There are many interesting and reasonably accurate tube emulation circuits but none that I have seen seem to address the variation of semiconductor parameters with temperature.
Oh they do.
Unless it´s the crudest of designs, parameter stability versus temperature change is taken care of.
The basic variation in a Silicon junction, which normally drops "around" 650 mV , is that it drops 2mV per Degree Centigrade rise, so if you bias a single transistor stage , with its emitter grounded, from a fixed voltage supply, you only need 2 resistors, one in base, one in collector.
In that case, yes, base voltage will change with temperature , and so will collector voltage,
a lot more, but practically no circuits are that simple: classic transistor gain stage uses 4 resistors in a way that operating parameters are quite stable:

A more complex circuit, with 2 or more transistors, in general will have "too much gain" so negative feedback is used to control gain and reduce any variation to a minimum, both DC and AC.

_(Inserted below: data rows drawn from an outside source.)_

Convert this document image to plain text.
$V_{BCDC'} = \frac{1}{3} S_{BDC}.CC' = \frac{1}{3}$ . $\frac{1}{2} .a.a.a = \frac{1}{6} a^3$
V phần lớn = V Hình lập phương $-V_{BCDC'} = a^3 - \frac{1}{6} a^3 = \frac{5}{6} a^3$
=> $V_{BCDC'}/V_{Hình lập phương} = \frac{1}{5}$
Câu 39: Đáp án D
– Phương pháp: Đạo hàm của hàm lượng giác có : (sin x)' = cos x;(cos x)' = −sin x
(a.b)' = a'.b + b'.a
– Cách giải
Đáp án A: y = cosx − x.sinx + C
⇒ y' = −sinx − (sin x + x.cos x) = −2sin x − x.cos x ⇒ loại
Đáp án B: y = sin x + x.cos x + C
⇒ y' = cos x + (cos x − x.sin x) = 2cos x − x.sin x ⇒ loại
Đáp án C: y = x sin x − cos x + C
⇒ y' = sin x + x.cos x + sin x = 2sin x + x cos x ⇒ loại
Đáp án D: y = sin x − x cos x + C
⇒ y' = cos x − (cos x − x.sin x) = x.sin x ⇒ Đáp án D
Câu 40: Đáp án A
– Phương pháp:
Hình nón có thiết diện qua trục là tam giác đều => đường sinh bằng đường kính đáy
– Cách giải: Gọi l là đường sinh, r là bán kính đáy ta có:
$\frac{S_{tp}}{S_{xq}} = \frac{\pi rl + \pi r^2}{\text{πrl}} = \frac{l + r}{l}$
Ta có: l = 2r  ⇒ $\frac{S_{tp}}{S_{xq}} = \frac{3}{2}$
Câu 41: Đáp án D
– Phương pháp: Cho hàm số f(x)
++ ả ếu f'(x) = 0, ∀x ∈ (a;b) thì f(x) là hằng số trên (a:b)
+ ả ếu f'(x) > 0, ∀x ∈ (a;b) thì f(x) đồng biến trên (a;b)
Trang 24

An Operational Amplifier goes way beyond that, no surprise as they were originally designed for precision lab and Aerospace measurements and Analog Computers.
The one area where temperature variation must be tightly controlled is in power transistor biasing; since currents and power in general are very important, but much worse, drift "the wrong way" and can easily run wild , special care must be taken for compensation.